The realms of mental health, addiction, and recovery exist in a very “fluid” state. What this means is that these realms are full of changes, stages, and transitions that are constantly moving and adjusting based on where the individual navigating them exists within them. This fluidity starts to get a little more complex when the comorbidities of addiction and mental illness are present.
The 35th President of the United States, John F. Kennedy, once famously said in a speech, “Change is the law of life. And those who look only to the past or present are certain to miss the future.” That focus on the future is also critical in recovery. However, when the comorbidities of addiction and mental illness are not treated properly, then the positive nature of that future can become blurred.
What Exactly Are Comorbidities?
When an individual is struggling with comorbidities of mental health and/or addiction, it can be difficult to recognize any defined warning signs of either of the specific disorders. This is because, in all likelihood, one co-occurring disorder (comorbidities) often overshadows the other, making it more difficult to recognize. Still, leaving one co-occurring disorder can be dangerous, as not treating all of the issues present can make treatment ineffective. So, if this is true, then what exactly are these “comorbidities?”
The best way to think of comorbidities is to think of the existence of two or more health issues existing in one individual at the same time. When it comes to the comorbidities of addiction and mental health, an example may be that an individual that struggles with alcohol addiction and a mood disorder at the same time, like bipolar II disorder.
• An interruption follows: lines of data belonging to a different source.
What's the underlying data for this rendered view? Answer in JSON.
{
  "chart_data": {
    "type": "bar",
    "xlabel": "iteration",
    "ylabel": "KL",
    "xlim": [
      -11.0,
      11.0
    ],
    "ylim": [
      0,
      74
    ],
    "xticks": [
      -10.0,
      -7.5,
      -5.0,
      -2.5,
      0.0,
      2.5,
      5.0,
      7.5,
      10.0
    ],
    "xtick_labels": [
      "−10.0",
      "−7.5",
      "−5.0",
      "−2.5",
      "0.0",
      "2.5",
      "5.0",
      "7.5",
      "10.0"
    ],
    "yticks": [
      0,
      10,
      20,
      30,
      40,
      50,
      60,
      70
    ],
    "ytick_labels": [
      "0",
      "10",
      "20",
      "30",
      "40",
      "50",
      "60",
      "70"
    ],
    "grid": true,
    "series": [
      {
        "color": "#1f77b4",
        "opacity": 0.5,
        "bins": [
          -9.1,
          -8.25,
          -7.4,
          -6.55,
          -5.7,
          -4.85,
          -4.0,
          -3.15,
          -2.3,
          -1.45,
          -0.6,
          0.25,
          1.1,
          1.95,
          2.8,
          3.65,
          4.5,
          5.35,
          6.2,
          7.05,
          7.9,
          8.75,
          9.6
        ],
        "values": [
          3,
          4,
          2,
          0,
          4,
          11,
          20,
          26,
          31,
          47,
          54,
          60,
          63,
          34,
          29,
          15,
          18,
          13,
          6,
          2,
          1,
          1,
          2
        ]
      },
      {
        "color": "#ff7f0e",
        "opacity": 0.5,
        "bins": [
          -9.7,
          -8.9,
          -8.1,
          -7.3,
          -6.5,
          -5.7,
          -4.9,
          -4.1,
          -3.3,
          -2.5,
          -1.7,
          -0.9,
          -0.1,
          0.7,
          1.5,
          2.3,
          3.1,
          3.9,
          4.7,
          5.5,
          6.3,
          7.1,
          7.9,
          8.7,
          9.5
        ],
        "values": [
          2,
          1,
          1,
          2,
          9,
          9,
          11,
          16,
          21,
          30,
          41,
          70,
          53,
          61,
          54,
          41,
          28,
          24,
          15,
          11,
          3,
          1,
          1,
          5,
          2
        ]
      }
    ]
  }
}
It may help to understand that comorbidities are relatively common in the mental health and recovery realm. According to the Journal of Medical Internet Research, “The comorbidity of psychological disorders is a common problem”… and “The lifetime prevalence of any disorder has been reported to be 46.4%, while the lifetime prevalence of 2 and 3 disorders was found to be 27.7% and 17.3%, respectively.” So as we can see, relative to the total number of people struggling with mental illness, the number of people with comorbidities is prevalent.
How Common Are the Comorbidities of Addiction and Mental Illness?
The Substance and Mental Health Services Administration’s (SAMHSA) 2021 National Survey on Drug Use and Health (NSDUH) explains, “People with mental illness are more likely to experience a substance use disorder than those not affected by a mental illness,” and “approximately 9.2 million adults in the United States have a co-occurring disorder.” These numbers are also high in adolescent populations.
According to the National Institute on Drug Abuse (NIDA), “Although there are fewer studies on comorbidity among youth, research suggests that adolescents with substance use disorders also have high rates of co-occurring mental illness; over 60 percent of adolescents in community-based substance use disorder treatment programs also meet diagnostic criteria for another mental illness.” As we can see, comorbidities are prevalent, regardless of population, and those are just the comorbidities that are reported. Many people are often unaware that they even have co-occurring disorders.
How Do the Comorbidities of Addiction and Mental Illness Work in Stages?
Both mental illness and addiction have stages of progression. While there are variations and interpretations among the recovery community as to how many stages there are, the general consensus is that both addiction and mental illness have four.
The four stages of mental illness and the four stages of addiction often closely correlate as well. This is one of the reasons that the comorbidities of addiction and mental illness can be difficult to detect. For example, the first stage of both addiction and mental illness seems to focus on the “warning signs.” An example of this is when an individual in the first stage of mental illness may begin to exhibit problematic symptoms that become noticeable to those around them.
For individuals in the “experimentation” stage of addiction, loved ones may just be beginning to notice shifting behaviors associated with early substance use. The same can be said all the way up to stage four, in which both mental illness and addiction can be the most severely symptomatic. For those with both mental illness and addiction, this is also the stage where not receiving help can have the most severe consequences on their lives.